Он вспыхнул, словно ему в лицо плюнули. Закричал. Мать завизжала. Слова летели, как камни. «Неблагодарная», «безмозглая», «нахлебница» — всё перемешалось в один шум.
И вдруг Нина, не разбирая дороги, схватила сумку и выскочила за дверь. Дверь хлопнула — так, что в прихожей дрогнуло зеркало, купленное на «Авито» за тысячу рублей.
У Лариски было тихо. Старенький диван, кошка на подоконнике и радио, которое всегда бубнило где-то на кухне.
— Ну и дура ты, — сказала Лариса, наливая чай. — Сколько лет терпела, а теперь, видать, дошло.
— Да не знаю я, — Нина уткнулась в кружку. — Страшно. Куда идти, как жить? Всё ж общее было.
— Общее! — хмыкнула Лариса. — Только тебе одной всё и было. Он сидел, мать его сидела, а ты пахала. Так что не жалей.
Нина промолчала. Хотелось верить, что подруга права. Но внутри всё дрожало, будто земля под ногами треснула.
Ночью спать не смогла. Телефон мигал на тумбочке. Пётр звонил, писал. «Ты куда делась?» «Вернись, не позорь семью» «Без тебя мне плохо»
Потом тишина. А потом снова: «Я к тебе приеду».
Она не ответила ни на одно.
— Не бери, — посоветовала утром Лариса. — Знаю я таких. Сначала орёт, потом ползёт с цветочком.

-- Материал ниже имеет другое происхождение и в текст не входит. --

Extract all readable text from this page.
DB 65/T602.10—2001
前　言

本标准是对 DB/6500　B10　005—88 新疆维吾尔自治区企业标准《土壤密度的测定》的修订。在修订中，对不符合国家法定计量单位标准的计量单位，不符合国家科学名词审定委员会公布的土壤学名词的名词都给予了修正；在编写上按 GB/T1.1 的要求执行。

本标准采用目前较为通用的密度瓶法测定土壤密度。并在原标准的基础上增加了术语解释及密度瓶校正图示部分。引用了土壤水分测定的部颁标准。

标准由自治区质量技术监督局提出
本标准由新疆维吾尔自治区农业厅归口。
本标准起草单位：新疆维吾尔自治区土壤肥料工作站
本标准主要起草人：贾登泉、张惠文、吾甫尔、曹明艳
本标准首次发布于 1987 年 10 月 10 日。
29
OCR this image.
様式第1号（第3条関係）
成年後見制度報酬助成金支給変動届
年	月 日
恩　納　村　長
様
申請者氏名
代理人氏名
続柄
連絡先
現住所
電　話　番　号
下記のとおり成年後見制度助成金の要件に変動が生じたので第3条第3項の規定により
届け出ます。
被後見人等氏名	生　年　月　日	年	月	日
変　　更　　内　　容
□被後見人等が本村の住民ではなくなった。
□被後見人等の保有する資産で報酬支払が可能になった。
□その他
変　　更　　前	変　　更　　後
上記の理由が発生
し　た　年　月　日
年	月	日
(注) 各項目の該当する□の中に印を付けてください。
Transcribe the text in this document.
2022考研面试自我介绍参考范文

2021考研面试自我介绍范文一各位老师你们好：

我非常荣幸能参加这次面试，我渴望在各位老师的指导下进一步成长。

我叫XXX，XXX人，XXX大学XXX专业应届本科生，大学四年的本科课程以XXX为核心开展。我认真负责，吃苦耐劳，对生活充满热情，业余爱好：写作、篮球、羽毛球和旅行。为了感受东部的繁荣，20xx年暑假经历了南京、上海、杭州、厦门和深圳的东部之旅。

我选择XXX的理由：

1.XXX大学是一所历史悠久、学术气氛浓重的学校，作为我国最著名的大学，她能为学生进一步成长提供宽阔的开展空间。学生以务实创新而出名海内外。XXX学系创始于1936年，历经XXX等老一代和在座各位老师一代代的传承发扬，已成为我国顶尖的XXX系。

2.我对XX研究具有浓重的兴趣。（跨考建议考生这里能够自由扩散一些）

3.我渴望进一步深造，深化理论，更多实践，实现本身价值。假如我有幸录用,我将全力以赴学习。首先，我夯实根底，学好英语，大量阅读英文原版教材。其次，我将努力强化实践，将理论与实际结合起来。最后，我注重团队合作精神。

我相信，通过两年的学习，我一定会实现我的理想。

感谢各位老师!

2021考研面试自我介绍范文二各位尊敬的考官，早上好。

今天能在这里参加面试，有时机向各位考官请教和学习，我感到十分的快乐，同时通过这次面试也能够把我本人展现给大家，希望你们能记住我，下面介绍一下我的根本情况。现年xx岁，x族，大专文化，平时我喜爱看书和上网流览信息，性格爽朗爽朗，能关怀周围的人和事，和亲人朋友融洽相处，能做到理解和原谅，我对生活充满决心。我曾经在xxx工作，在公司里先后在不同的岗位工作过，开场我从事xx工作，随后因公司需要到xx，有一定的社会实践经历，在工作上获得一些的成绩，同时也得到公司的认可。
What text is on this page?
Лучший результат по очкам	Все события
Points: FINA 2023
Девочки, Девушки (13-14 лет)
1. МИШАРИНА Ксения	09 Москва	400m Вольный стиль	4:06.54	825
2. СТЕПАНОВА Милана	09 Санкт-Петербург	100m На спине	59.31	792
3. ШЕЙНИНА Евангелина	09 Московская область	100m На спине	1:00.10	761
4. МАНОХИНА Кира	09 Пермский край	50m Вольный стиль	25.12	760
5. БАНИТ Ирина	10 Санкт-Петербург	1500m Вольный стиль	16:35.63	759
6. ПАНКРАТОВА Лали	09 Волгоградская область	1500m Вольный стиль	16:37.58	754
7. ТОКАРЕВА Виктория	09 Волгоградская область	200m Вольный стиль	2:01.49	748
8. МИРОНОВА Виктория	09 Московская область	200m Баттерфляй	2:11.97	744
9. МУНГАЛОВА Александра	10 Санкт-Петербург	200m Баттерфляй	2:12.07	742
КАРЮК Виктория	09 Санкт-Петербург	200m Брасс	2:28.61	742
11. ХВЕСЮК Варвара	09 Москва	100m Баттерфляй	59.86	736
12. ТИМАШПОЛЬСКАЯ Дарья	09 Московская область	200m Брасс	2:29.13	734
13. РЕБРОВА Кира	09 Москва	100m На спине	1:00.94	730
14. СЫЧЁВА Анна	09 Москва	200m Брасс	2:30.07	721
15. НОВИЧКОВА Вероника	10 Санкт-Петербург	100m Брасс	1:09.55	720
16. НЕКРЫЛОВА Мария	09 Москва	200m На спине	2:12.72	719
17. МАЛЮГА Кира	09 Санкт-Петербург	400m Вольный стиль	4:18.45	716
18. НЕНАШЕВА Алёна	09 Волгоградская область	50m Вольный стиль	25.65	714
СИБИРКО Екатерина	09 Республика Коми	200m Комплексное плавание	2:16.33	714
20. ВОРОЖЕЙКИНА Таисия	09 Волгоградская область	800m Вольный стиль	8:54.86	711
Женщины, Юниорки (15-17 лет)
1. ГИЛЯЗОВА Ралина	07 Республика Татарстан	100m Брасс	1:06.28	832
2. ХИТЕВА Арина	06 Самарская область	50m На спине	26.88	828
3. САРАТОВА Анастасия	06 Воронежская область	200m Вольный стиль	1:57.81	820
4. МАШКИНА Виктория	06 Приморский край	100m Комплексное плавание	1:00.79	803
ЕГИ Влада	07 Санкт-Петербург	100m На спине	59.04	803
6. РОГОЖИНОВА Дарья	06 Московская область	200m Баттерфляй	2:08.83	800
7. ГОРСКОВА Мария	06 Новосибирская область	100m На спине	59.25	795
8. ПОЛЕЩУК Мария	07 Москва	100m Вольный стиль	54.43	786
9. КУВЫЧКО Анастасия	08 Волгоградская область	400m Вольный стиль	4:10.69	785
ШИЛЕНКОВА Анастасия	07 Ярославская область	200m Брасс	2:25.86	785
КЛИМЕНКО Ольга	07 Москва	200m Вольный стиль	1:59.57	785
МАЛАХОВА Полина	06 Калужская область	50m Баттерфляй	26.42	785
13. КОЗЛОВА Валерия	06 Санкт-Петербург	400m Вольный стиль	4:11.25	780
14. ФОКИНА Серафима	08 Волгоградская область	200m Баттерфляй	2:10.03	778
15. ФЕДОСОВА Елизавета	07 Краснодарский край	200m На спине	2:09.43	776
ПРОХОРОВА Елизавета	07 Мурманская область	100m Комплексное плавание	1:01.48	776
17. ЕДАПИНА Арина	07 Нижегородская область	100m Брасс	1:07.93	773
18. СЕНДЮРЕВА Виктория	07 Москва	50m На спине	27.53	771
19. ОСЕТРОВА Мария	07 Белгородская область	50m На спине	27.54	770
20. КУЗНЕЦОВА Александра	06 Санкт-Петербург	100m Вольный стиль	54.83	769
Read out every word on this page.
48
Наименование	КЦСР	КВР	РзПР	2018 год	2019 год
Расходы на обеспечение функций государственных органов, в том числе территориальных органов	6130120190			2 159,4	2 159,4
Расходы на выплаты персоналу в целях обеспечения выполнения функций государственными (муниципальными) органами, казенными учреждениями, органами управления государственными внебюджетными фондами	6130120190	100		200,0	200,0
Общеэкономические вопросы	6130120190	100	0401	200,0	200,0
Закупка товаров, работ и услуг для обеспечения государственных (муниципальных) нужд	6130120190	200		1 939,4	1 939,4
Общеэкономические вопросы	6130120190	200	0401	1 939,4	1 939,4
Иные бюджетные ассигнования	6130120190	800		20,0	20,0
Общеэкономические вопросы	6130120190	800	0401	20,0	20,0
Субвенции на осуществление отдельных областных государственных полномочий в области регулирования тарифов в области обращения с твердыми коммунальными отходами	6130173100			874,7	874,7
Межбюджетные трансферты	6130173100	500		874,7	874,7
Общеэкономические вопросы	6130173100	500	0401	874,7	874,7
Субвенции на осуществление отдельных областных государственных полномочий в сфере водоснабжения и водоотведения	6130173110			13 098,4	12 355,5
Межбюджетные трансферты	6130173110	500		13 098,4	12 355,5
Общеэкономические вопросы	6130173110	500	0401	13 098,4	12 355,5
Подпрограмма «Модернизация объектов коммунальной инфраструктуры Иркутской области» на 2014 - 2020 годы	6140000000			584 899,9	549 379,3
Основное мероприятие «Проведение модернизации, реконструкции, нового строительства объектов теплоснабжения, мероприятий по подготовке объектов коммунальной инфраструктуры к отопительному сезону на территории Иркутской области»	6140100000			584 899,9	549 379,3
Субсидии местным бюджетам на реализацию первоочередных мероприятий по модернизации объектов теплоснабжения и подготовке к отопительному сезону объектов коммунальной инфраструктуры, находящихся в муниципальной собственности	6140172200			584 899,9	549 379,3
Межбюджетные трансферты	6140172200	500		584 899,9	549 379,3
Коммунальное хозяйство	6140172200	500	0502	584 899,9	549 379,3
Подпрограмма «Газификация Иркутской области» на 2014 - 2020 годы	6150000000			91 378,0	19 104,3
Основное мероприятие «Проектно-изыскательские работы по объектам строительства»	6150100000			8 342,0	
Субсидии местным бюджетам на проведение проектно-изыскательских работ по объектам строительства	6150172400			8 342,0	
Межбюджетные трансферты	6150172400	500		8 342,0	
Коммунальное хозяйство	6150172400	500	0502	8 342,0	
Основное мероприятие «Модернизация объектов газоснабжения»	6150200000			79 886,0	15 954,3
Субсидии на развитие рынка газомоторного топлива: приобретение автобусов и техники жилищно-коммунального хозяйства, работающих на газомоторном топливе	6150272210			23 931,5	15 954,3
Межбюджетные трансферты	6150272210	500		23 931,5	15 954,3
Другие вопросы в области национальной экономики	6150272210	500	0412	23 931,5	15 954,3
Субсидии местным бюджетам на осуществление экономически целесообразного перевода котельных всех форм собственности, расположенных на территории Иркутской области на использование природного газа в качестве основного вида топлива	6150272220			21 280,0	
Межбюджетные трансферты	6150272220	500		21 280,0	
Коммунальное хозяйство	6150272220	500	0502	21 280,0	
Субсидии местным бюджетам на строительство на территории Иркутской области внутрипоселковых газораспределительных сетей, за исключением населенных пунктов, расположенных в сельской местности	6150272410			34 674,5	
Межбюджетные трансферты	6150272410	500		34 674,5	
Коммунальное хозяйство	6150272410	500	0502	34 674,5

Через день действительно приполз. Правда, без цветочка — с чемоданом.
Стоял прямо в подъезде, у соседской двери, и орал на весь двор: — Нина! Выходи! Я твои шмотки привёз!
Ларисины соседи уже выстроились за дверями, как на спектакле. Нина вышла.
— Вот, — он поставил чемодан на коврик. — Раз уж ты такая умная — живи сама. Но квартиру мы продадим. Это общее.
— Нет, — сказала она, чувствуя, как голос дрожит, но внутри крепнет. — Квартира только моя.
— Твоя? — он шагнул ближе. — Ты забыла, кто муж в доме? Всё, что твоё — моё!
Сзади раздалось спокойное: — Мужик, не ори.
Лариса стояла в халате, с сигаретой. — Наследство — личное имущество. Закон почитай, если умеешь.
— Да пошла ты, — процедил он.
— Сам пошёл, — ответила она спокойно. — А ну марш из подъезда, пока полицию не вызвала.
Пётр злобно пыхтел, но ушёл. Нина смотрела ему вслед и впервые поняла: он не злой — он трусливый. Боится, что без неё жить не сможет.
Позже, когда Лариса ушла в магазин, Нина открыла чемодан. Там — три рубашки, пара джинсов и тапки. Документов нет.
— Вот подлец, — выдохнула она. — Всё у себя оставил.
Она не плакала. Просто взяла паспортную копию, пошла в МФЦ. «Восстановить, перевыпустить, заблокировать» — слова, от которых будто лёгкость вернулась в плечи.
Вечером Лариса сказала: — Молодец. Теперь ты не зависима. Но, учти, он ещё вернётся. Таких жизнь просто так не отпускает.
Нина кивнула. Она знала. Но впервые за много лет чувствовала не страх, а силу.
Когда документы были готовы, она поехала в Электросталь. Бабушкина квартира встретила её тишиной и запахом старого дерева. Солнце пробивалось сквозь кружевные занавески, на стене — фото бабушки в рамке.
— Ну здравствуй, — шепнула Нина.
Звонок в дверь раздался в воскресенье под вечер — резкий, настойчивый, будто кто-то требовал впустить не человека, а бурю. Нина как раз варила себе кашу, включила радио, всё вроде бы спокойно. Но по звуку — она сразу поняла: Пётр. Сердце ухнуло в живот.
— Ну что, Нинка, доигралась? — голос с порога был тот самый, тяжёлый, с хрипотцой. Стоит — лоб красный, глаза бешеные. А за ним, как всегда, мать. В шубе поверх халата, бигуди из-под капюшона торчат, как антенны.